Claudio Cencetti: da una poesia sul presepe alle profondità del Natale

di Claudio Cencetti

 

Da un punto preciso dell’albero si fa via via più insistente un ricordo: è quello del presepe d’infanzia e della sua fine in età adolescenziale. La poesia accoglie e salva nella letizia il passato che ritorna.  

L’autore Claudio Cencetti riflette sul senso laico e antropologico della ritualità muovendo dai versi di una sua poesia. 

 

 

 

Natale: esodi

 

 

Pulsano col tic-tac di un firmamento 

meraviglie di vetro esili brame

di luce antichi soffi

entro un folto di fili d’argento,

e un pulsar, proprio un pulsar

sotto la stella cimale,

che risale anni luce dal cielo d’infanzia …

 

È la storia di un popolo di gesso

sepolto nel cartone.

Quando il cielo di carta fu strappato

fu la fine del mondo perfettissimo,

non fu più gloria a Dio, né al suo creato,

anzi l’Eccelso, anch’esso, fu riposto

e poi dimenticato

con la colla e lo strazio del pastore

acefalo (così all’ira di Giosafat?),

coi tuguri di sughero, insieme

al fuoco della lampadina fioco,

insieme al tuffo delle cinque lire

breve nel carillon ...

Per il popolo eletto

è l’attesa dei giusti, che è infinita,

Egitto, Babilonia …

ma ora, ora sorgete pastori,

ed esultate alla terra promessa

e venite, venite,

per voi è edificata questa casa,

traete i greggi dai duri involti,

spargete ancora le nevi di un tempo

sopra i muschi puerili,

issate stella e cartigli sul buio

e poi venite, venite,

per voi è edificata questa casa …



Così, al ticchettio del nume elettrico,

dolce ironia dei miei visi camusi,

lontane ricolme ritornano autostrade.

 

(Da: Valdelsane e altre poesie, Betti editrice, 2023)



 Ogni anno a Natale il mio albero replica se stesso,     riappare in edizione ne varietur, perché non oso smontarlo   e rimontarlo: è troppa la paura che qualche vetro,   infrangendosi, si polverizzi.      

 Tempo fa mi accorsi che un punto dell’albero – quello in     cui  anno dopo anno brillava una vecchia palla concava e   fiammante – più di altri mi fermava lo sguardo: da lì, ogni   volta, presentivo tracce di lontani ricordi. 

 Bucando con insistenza quel vetro, compresi che chi vi   risaliva con leggerezza era il mio presepe d’infanzia   (quando si diceva presepio); del resto, presepe e albero   erano per me coetanei, nati insieme quand’ero bambino.   Trovato il bandolo, non restava che sfilare l’intera     matassa.  Ecco allora – rimontanti dai miei primordi – volti,   pose, forme e colori di quel popolino di gesso; e poi, con   un senso di debole lacerazione, anche la sua fine, appena   divenni ragazzo, quando quel sangue di vita ingenua si   rapprese con tutta la sua dolcezza, schiacciandosi sul mio   orizzonte di adolescente e trasformandosi in ciò che resta:   un simbolo.

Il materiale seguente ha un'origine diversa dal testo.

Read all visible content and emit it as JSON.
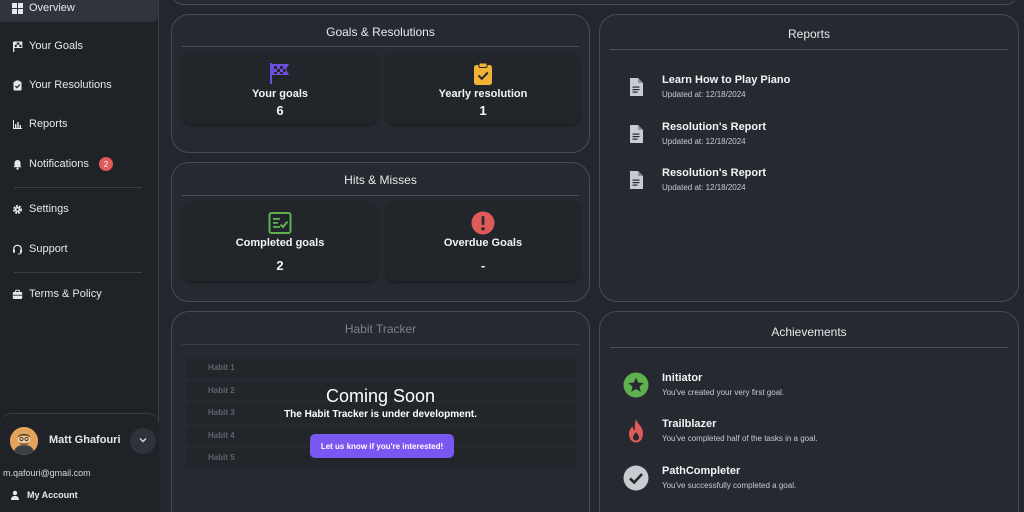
{
  "sidebar": {
    "items": [
      {
        "label": "Overview",
        "icon": "grid-icon"
      },
      {
        "label": "Your Goals",
        "icon": "flag-icon"
      },
      {
        "label": "Your Resolutions",
        "icon": "clipboard-check-icon"
      },
      {
        "label": "Reports",
        "icon": "bar-chart-icon"
      },
      {
        "label": "Notifications",
        "icon": "bell-icon",
        "badge": "2"
      },
      {
        "label": "Settings",
        "icon": "gear-icon"
      },
      {
        "label": "Support",
        "icon": "headset-icon"
      },
      {
        "label": "Terms & Policy",
        "icon": "briefcase-icon"
      }
    ],
    "user": {
      "name": "Matt Ghafouri",
      "email": "m.qafouri@gmail.com",
      "account_label": "My Account"
    }
  },
  "goals_card": {
    "title": "Goals & Resolutions",
    "stats": [
      {
        "label": "Your goals",
        "value": "6",
        "icon": "checkered-flag-icon",
        "color": "#6c4fe0"
      },
      {
        "label": "Yearly resolution",
        "value": "1",
        "icon": "clipboard-check-icon",
        "color": "#f2b233"
      }
    ]
  },
  "hits_card": {
    "title": "Hits & Misses",
    "stats": [
      {
        "label": "Completed goals",
        "value": "2",
        "icon": "checklist-icon",
        "color": "#5fb04f"
      },
      {
        "label": "Overdue Goals",
        "value": "-",
        "icon": "exclamation-circle-icon",
        "color": "#e05a5a"
      }
    ]
  },
  "habit_card": {
    "title": "Habit Tracker",
    "rows": [
      "Habit 1",
      "Habit 2",
      "Habit 3",
      "Habit 4",
      "Habit 5"
    ],
    "coming_title": "Coming Soon",
    "coming_sub": "The Habit Tracker is under development.",
    "cta_label": "Let us know if you're interested!"
  },
  "reports_card": {
    "title": "Reports",
    "items": [
      {
        "title": "Learn How to Play Piano",
        "subtitle": "Updated at: 12/18/2024"
      },
      {
        "title": "Resolution's Report",
        "subtitle": "Updated at: 12/18/2024"
      },
      {
        "title": "Resolution's Report",
        "subtitle": "Updated at: 12/18/2024"
      }
    ]
  },
  "achievements_card": {
    "title": "Achievements",
    "items": [
      {
        "title": "Initiator",
        "subtitle": "You've created your very first goal.",
        "icon": "star-badge-icon",
        "color": "#5fb04f"
      },
      {
        "title": "Trailblazer",
        "subtitle": "You've completed half of the tasks in a goal.",
        "icon": "flame-icon",
        "color": "#e05a5a"
      },
      {
        "title": "PathCompleter",
        "subtitle": "You've successfully completed a goal.",
        "icon": "check-circle-icon",
        "color": "#c8ccd1"
      }
    ]
  },
  "colors": {
    "accent": "#7b57f2",
    "background": "#23272d",
    "card": "#262a30"
  }
}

  L’adolescenza è un’età senza Dio, in cui – per una sorta   di  rovesciamento dei termini – il principio di realtà, cui   l’idea catechistica di Dio è saldamente ancorata, viene   continuamente perturbato e stravolto dall’esperienza del   piacere. La fuga dall’infranta plenitudine infantile, con “la   fine del mondo perfettissimo”, è in questi versi   l’abbandono  di quell’idea di Dio, di cui il presepe è   custode e cuna di certezze, ridotte d’emblée a cimeli e   feticci spenti. Anche se qualcosa poi è filtrato negli anni di   gioventù; come l’immagine della statuina del “pastore /   acefalo” per pigrizia non ricomposta, che tante volte con   commozione mi sono immaginato presentarsi così   conciata nella valle di Giosafat il giorno del giudizio! Una   colpa d’inettitudine infantile mi si trascinava (si è   trascinata  a lungo) nel ricordo di quella testa staccata (e   di  quel “mondo”) …  

 … Ora però, da quella sorgente dell’albero, quel pastore e   quel mondo rifluivano più forte fino a me e si mescolavano   a immagini più liete, anche di altri presepi: quello delle   monache dell’asilo, grande tutta una stanza, li superava   tutti. Proprio nell’antro buio e pauroso dello spogliatoio-   lavatoio, per noi bambini luogo reprobo di punizioni,   proprio lì si accendeva lo charme della notte più bella. E   com’era pieno e infinito l’attimo in cui la monetina restava   in sospensione nell’innesco luci-carillon! L’attesa di quel   Tac era il buio fulminato dall’atto della creazione, l’apicale   Fiat lux di una più tarda (ma non più fervida)   immaginazione.   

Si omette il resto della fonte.